9. ve 13. Yüzyıllar arasında din-bilim işbirliği sayesinde İslam alemi altın çağını yaşamış, bilimde, tıpta, fende, estetikte, düşüncede, felsefede ve bir çok alanda medeniyet üst düzeyde olmuştur.

            İslam dünyası 17. ve 18. yüzyıldan itibaren gerilemeye ve buhrana sürüklenmeye başladı. Bu yüzyıldan itibaren ise batı bilgiye hakim olarak, kendi kavramlarını üreterek, kendi ayakları üzerine durmayı başardı ve hakim bir güç olmaya doğru yol aldı. Bu durumu en güzel özetleyen mısralar şunlardır;
            “
Diyar-ı küfrü gezdim beldeler kâşaneler gördüm,
             Dolaştım mülk-i islamı bütün viraneler gördüm!”  (Ziya Paşa)

            İslam alemi o eski ihtişamlı günlerine yeniden kavuşabilmesi için yeniden düşünmek, araştırmak ve el birliği etmek zorundadır. Bunu başarmanın yolu da öncelikli olarak her birey ve toplumun kendini değiştirmesi, öze dönmesi, hak ve hakikate talip olması ve bir takım tabuları kırması ile mümkün olur. Müslüman birey ve toplumlar;

            1-  Cehaletle, taklitcilikle ve tembellikle mücadele etmenin önemli bir ibadet olduğunu bilmeliler.

            2- Yepyeni bilimsel buluşlar, keşifler ve icatlar gerçekleştirebilmek için laboratuvarlarda inceleme yapmanın ve oraları mesken tutmanın en büyük bir ibadet olduğunu bilmeliler.

            3- Okumayı, araştırmayı, incelemeyi ve sorgulamayı bir ibadet aşkıyla yapabilmeliler.

            4- Önce insan merkezli bir medeniyet inşa ederek insana yatırım yapmayı becerebilmeli, insan kalitesinin ve kalibresinin artması için projeler geliştirebilmeliler.

            5- Akıl, vahiy ve bilim üçlüsünün işbirliğine önem vermeliler.

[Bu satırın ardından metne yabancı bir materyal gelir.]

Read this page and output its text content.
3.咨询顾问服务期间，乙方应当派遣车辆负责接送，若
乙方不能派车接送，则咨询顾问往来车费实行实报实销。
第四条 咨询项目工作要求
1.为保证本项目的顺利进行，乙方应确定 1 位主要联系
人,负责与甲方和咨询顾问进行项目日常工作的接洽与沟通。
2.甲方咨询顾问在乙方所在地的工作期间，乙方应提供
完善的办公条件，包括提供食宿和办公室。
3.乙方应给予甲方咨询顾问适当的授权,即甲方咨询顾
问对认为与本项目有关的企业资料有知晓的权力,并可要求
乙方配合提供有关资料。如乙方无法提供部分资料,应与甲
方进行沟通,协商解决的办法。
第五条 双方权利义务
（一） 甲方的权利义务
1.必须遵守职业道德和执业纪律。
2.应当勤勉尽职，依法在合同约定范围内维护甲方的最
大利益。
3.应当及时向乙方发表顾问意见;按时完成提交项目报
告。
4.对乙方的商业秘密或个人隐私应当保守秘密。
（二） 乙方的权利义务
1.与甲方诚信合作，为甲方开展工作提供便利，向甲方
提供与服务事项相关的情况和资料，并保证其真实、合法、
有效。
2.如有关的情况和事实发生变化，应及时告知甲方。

            6- Aşırı politize olmaktan, tekfircilik ve tefrikacılık yapmaktan kaçınmalılar.

            7- Dışa, kabuğa ve görüntüye değil öze, ruha ve içeriğe önem veren,  niceliğe değil niteliğe yatırım yapan, kemmiyete değil keyfiyete odaklanan, dünya ve ahiret dengesini gözeten bir tavır ve yaklaşım içerisinde olmalılar.

            Gelecek kaygısı taşıyan Mü’minler;

            1- Aklı devreye sokmalı, akleden kullardan olmalı ve akıllarına vahiyle abdest aldırmalılar.

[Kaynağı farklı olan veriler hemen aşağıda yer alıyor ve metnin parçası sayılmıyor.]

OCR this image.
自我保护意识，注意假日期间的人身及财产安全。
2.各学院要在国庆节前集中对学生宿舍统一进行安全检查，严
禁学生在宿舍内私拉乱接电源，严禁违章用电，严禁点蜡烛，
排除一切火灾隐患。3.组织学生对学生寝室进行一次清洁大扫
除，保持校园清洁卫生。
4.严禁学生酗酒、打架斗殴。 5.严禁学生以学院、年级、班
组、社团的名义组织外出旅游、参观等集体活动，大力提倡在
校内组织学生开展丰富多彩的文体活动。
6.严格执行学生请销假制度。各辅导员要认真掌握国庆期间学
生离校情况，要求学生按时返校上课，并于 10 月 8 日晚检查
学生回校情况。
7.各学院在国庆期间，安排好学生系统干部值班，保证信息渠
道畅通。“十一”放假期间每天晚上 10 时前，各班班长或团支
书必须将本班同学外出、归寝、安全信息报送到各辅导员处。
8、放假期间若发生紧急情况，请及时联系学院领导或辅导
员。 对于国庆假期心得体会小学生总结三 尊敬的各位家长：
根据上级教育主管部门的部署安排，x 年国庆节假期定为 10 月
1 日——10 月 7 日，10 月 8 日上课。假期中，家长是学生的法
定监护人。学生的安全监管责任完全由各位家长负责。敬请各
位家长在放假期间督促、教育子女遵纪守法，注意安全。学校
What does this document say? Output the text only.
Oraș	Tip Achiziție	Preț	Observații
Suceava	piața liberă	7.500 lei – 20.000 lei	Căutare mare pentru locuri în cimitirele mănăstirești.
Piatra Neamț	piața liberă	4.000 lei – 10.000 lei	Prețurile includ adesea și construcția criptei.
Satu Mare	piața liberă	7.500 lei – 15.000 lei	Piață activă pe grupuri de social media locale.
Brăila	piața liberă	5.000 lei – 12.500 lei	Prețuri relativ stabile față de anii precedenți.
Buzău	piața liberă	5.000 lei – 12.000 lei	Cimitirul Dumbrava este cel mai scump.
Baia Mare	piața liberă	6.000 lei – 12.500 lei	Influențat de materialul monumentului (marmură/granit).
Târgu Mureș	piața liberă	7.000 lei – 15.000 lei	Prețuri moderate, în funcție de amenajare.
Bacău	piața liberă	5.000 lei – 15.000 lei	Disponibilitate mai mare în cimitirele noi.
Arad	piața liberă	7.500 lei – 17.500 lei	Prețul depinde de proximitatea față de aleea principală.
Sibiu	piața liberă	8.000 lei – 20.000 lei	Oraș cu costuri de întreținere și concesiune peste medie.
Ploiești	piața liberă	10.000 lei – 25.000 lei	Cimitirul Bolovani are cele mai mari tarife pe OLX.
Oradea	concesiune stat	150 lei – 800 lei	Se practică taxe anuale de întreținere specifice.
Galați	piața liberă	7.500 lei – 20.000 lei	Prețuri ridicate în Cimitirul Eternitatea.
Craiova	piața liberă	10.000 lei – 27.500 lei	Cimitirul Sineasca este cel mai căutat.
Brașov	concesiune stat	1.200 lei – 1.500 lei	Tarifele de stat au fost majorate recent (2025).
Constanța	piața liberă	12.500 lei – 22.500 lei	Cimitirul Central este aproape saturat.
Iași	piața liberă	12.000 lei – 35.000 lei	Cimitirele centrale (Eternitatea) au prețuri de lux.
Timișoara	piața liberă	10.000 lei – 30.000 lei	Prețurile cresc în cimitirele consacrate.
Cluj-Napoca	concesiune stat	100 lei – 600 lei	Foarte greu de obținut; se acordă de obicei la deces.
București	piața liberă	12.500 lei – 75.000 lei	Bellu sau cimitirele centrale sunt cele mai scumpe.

            2- Kur'an'ı süslü kılıflardan çıkarıp raflartan indirmeli, adetlere göre değil ayetlere göre yaşamalılar.

            3- Batıl inanç, bid'at ve hurafelerden kaçınmalı sağlıklı, sahih ve doğru bir din anlayışı geliştirmeliler.

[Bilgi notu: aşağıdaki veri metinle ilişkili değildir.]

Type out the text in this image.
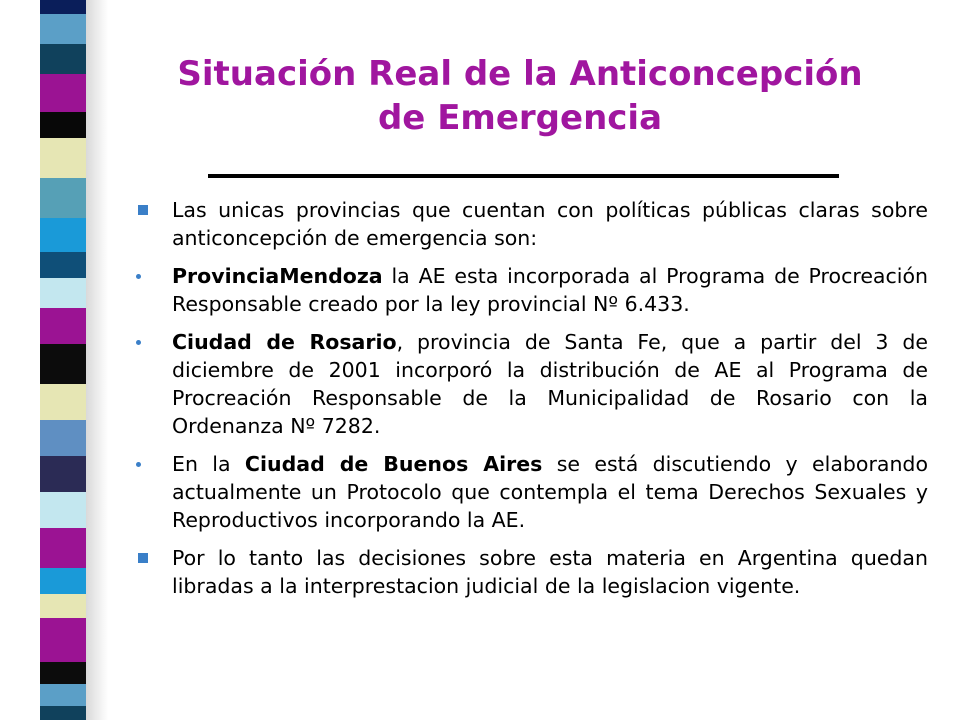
Situación Real de la Anticoncepción
de Emergencia

Las unicas provincias que cuentan con políticas públicas claras sobre anticoncepción de emergencia son:

ProvinciaMendoza la AE esta incorporada al Programa de Procreación Responsable creado por la ley provincial Nº 6.433.

Ciudad de Rosario, provincia de Santa Fe, que a partir del 3 de diciembre de 2001 incorporó la distribución de AE al Programa de Procreación Responsable de la Municipalidad de Rosario con la Ordenanza Nº 7282.

En la Ciudad de Buenos Aires se está discutiendo y elaborando actualmente un Protocolo que contempla el tema Derechos Sexuales y Reproductivos incorporando la AE.

Por lo tanto las decisiones sobre esta materia en Argentina quedan libradas a la interprestacion judicial de la legislacion vigente.
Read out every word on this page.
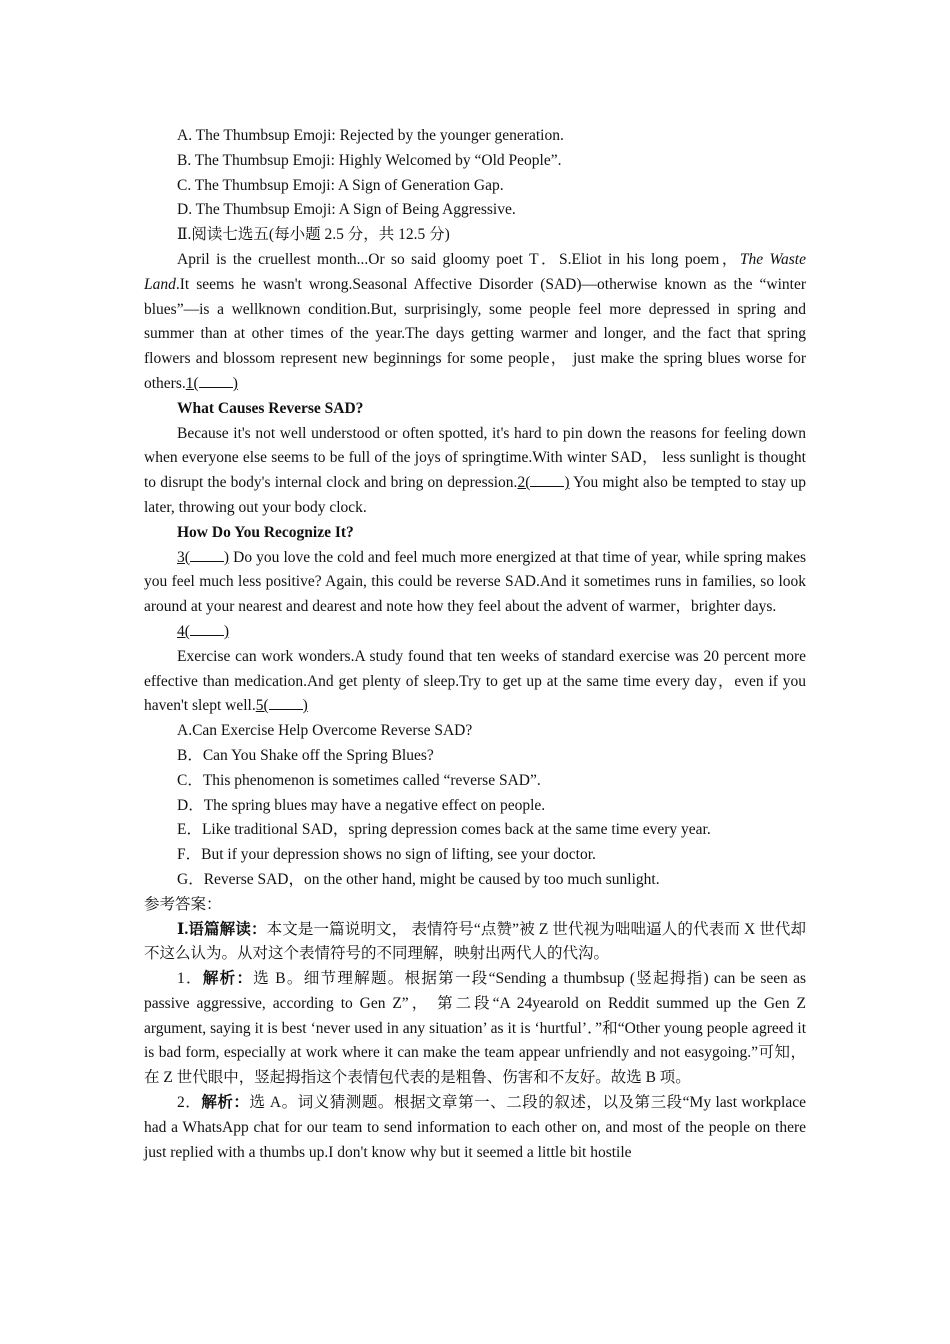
A. The Thumbsup Emoji: Rejected by the younger generation.

B. The Thumbsup Emoji: Highly Welcomed by “Old People”.

C. The Thumbsup Emoji: A Sign of Generation Gap.

D. The Thumbsup Emoji: A Sign of Being Aggressive.

Ⅱ.阅读七选五(每小题 2.5 分，共 12.5 分)

April is the cruellest month...Or so said gloomy poet T．S.Eliot in his long poem，The Waste Land.It seems he wasn't wrong.Seasonal Affective Disorder (SAD)—otherwise known as the “winter blues”—is a wellknown condition.But, surprisingly, some people feel more depressed in spring and summer than at other times of the year.The days getting warmer and longer, and the fact that spring flowers and blossom represent new beginnings for some people， just make the spring blues worse for others.1( )

What Causes Reverse SAD?

Because it's not well understood or often spotted, it's hard to pin down the reasons for feeling down when everyone else seems to be full of the joys of springtime.With winter SAD， less sunlight is thought to disrupt the body's internal clock and bring on depression.2( ) You might also be tempted to stay up later, throwing out your body clock.

How Do You Recognize It?

3( ) Do you love the cold and feel much more energized at that time of year, while spring makes you feel much less positive? Again, this could be reverse SAD.And it sometimes runs in families, so look around at your nearest and dearest and note how they feel about the advent of warmer，brighter days.

4( )

Exercise can work wonders.A study found that ten weeks of standard exercise was 20 percent more effective than medication.And get plenty of sleep.Try to get up at the same time every day，even if you haven't slept well.5( )

A.Can Exercise Help Overcome Reverse SAD?

B．Can You Shake off the Spring Blues?

C．This phenomenon is sometimes called “reverse SAD”.

D．The spring blues may have a negative effect on people.

E．Like traditional SAD，spring depression comes back at the same time every year.

F．But if your depression shows no sign of lifting, see your doctor.

G．Reverse SAD，on the other hand, might be caused by too much sunlight.

参考答案：

Ⅰ.语篇解读：本文是一篇说明文， 表情符号“点赞”被 Z 世代视为咄咄逼人的代表而 X 世代却不这么认为。从对这个表情符号的不同理解，映射出两代人的代沟。

1．解析：选 B。细节理解题。根据第一段“Sending a thumbsup (竖起拇指) can be seen as passive aggressive, according to Gen Z”， 第二段“A 24yearold on Reddit summed up the Gen Z argument, saying it is best ‘never used in any situation’ as it is ‘hurtful’．”和“Other young people agreed it is bad form, especially at work where it can make the team appear unfriendly and not easygoing.”可知，在 Z 世代眼中，竖起拇指这个表情包代表的是粗鲁、伤害和不友好。故选 B 项。

2．解析：选 A。词义猜测题。根据文章第一、二段的叙述，以及第三段“My last workplace had a WhatsApp chat for our team to send information to each other on, and most of the people on there just replied with a thumbs up.I don't know why but it seemed a little bit hostile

            4- Mehdi yada Mesih (kurtarıcı) beklemekten, rüyalarla ya da keşiflerle amel etmekten vazgeçmeliler.

            5- Beşere kudsiyet ya da uluhiyet atfetmekten, batı/ldan medet ummaktan, ye's (umutsuzluk) denilen hastalığa tutunmaktan kurtulmalılar. 

            6- Tevhid, adalet, merhamet, iyilik ve erdem eksenli bir dini yaşam ve anlayış sergilemeliler.

            7- Bilim ve teknolojiye kapı aralamalı, teekkül (Hazır yiyiciler) ehlinden değil tevekkül sahibi olmalılar.

            Geri kalmışlık hiçbir toplumun kaderi olamaz. Hele hele Müslüman camia böylesi bir bahanenin ardına asla sığınamaz. Yenilmişlik , ezilmişlik ya da geri kalmışlık psikolojisini yenmek için en başta batı/la boyun eğmekten vaz geçmeli, yalnızca Allah(cc)’a kul olmalı/boyun eğmelidir.

            Allah(cc)'ın böylesi müzmin hastalıklara tutulmuş milletleri başarıya ulaştırdığı nerede görülmüştür.

             Kurtuluş, huzur ve ilerleme beklemek için çalışmak gerek. Şairin dediği gibi;

            “Çalışmak!.. Başka yol yok, hem nasıl? Canlarla, başlarla.

            Alınlar terlesin, derhal iner mev'ûd olan rahmet!..” (M. Akif ERSOY)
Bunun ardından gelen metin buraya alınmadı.